The results of a martyr’s suffering, of their blood and death, are summarized with the language of “ransom” and “atonement” in 4 Maccabees 17:20–22 (NRSV):

​because of them our enemies did not rule over our nation, the tyrant was punished, and the homeland purified—they having become, as it were, a ransom for the sin of our nation. And through the blood of those devout ones and their death as an atoning sacrifice, divine Providence preserved Israel that previously had been mistreated.

In this martyr tradition, suffering validates the sufferer’s cause and condemns the unjust system that puts righteous people to death. The torturous deaths of the priests Onias and Eleazar and the mother and her sons all condemned Antiochus Epiphanes and invoked God to free the Jewish people from his oppression. Within a few years of their suffering and death, the Jews gained their national independence.

The same type of destruction came to Jewish leaders in Jerusalem who killed Jesus. Within a generation after Jesus died, Rome invaded Jerusalem and destroyed the regime that orchestrated his death. And his blood freed every follower from their sins. Jesus didn’t build an army and establish an independent Jewish state. He gave up his life to establish an eternal and global kingdom of the redeemed.

Lead Servants Change the World

When Jesus discarded the military model that political revolutionaries in his day embodied and instead embraced the redemptive path of Maccabean era martyrs, he established his pattern for leadership. He came to serve and not to be served. His disciples must therefore be “lead sacrificers” rather than leaders who rally other people to serve them in ways they themselves would not.

Jesus ultimately redefined what people expected the “Son of Man” to do. Daniel 7:14 envisioned a time when all nations would serve the Son of Man, but Jesus says the “Son of Man did not come to be served, but to serve.” Jesus combined the role of Isaiah’s “suffering servant” with Daniel’s “son of man.” Isaiah 53:11 defines the greater purpose of the servant’s suffering: “My Servant will justify the many, since He will bear their iniquities.”

Jesus rescued the many by deciding not to rescue himself.
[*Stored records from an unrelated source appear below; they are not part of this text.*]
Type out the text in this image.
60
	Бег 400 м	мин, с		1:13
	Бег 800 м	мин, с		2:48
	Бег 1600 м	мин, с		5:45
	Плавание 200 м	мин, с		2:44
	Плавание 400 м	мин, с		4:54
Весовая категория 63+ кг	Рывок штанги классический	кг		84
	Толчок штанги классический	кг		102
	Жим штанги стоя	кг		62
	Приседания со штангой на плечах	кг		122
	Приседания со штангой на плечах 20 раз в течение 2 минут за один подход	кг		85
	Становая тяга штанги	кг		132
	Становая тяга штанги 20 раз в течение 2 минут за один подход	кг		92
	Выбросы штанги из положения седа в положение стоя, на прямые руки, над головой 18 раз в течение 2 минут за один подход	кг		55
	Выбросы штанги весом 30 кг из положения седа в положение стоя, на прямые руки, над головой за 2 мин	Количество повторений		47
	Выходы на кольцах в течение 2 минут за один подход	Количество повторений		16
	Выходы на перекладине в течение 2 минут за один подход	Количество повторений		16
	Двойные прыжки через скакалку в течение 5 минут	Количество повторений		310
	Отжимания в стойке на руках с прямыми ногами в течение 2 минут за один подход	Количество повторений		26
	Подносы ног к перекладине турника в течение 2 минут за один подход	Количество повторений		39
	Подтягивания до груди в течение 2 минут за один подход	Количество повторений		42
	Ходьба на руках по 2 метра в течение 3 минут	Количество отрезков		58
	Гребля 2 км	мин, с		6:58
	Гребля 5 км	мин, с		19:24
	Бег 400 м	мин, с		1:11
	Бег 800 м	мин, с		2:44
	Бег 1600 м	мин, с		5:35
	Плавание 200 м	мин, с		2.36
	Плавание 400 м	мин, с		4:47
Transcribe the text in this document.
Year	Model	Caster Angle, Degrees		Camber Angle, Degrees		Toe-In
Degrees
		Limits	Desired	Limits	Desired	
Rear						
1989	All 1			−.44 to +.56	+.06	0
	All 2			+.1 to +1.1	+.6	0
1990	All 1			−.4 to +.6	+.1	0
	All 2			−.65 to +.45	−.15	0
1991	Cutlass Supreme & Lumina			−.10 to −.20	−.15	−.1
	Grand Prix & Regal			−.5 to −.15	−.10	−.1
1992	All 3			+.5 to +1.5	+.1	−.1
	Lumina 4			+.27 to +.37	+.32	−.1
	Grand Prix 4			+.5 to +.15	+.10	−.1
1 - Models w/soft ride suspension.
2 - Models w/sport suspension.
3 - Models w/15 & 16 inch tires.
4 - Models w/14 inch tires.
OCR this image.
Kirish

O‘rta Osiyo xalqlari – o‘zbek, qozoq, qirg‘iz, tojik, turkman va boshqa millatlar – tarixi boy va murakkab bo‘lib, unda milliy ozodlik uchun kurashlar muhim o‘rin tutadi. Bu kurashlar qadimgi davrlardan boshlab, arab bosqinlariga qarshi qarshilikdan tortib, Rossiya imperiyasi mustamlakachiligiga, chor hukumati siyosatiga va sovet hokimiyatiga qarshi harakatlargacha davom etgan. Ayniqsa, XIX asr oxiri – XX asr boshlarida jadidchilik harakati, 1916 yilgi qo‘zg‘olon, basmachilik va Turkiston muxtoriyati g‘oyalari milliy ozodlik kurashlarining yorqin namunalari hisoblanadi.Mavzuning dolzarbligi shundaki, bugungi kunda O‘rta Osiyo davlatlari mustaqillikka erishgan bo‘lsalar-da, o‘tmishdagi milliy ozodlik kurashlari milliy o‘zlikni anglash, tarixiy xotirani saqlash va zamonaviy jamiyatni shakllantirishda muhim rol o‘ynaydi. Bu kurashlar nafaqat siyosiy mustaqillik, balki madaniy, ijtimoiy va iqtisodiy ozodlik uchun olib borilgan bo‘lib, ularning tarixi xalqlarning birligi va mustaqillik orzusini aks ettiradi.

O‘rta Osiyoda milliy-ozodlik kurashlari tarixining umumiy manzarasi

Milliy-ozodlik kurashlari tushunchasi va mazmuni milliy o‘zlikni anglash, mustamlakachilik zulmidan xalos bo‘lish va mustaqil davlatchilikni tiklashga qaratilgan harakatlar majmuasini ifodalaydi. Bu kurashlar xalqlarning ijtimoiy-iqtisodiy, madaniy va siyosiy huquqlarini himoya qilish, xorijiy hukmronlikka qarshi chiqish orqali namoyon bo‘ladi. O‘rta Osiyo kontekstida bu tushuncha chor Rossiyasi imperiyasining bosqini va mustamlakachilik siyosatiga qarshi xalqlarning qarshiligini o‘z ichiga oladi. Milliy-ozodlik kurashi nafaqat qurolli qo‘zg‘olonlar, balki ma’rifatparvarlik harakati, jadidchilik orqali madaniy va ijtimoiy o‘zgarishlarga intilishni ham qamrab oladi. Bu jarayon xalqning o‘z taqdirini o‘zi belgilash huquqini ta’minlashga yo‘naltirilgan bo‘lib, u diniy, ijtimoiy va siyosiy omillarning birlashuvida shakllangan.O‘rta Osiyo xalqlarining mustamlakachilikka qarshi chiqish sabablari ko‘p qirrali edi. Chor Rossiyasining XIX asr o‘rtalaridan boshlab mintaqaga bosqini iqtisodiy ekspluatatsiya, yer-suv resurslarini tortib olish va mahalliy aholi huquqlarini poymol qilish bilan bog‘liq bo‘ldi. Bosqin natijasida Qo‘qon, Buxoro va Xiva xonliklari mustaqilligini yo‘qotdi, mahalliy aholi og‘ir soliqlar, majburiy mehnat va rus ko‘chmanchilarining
He suffered undeservingly to invoke God’s mercy for all. In doing so, he carved a path for all his followers to bring redemption to the world by sacrificing themselves for the cause. It is not an easy path to follow, but it is his plan to change the world. It’s why he told his disciples, “If anyone wishes to come after Me, he must deny himself, and take up his cross and follow Me” (Matthew 16:24).

Any Christian leader who chases political positions to force the world to change through policy or power has missed Jesus’ path. Jesus’ kingdom doesn’t use political power to change the world. We can’t vote Jesus’ kingdom to come. Our position may be a king or a member of congress, but change must be earned through selfless service and not power plays. The kingdom comes as we embrace Jesus’ way of demonstrating love, undermining injustice, and staying faithful, even if it kills us. Admittedly, in our world, the more common consequences are losing your job, getting kicked out of the club, and condemned on social media. Those consequences have real economic and social pain.

Jesus did not attract followers by making it easy. He taught his disciples, “Enter through the narrow gate. For wide is the gate and broad is the road that leads to destruction, and many enter through it. But small is the gate and narrow the road that leads to life, and only a few find it.”

I rarely have the courage to walk that road, but Jesus has showed us how. It is a sobering path to follow, but we must each answer the invitation from Jesus every day. Are you ready and willing to serve others, even if it means losing the life our world tells us we should be selfishly fighting for?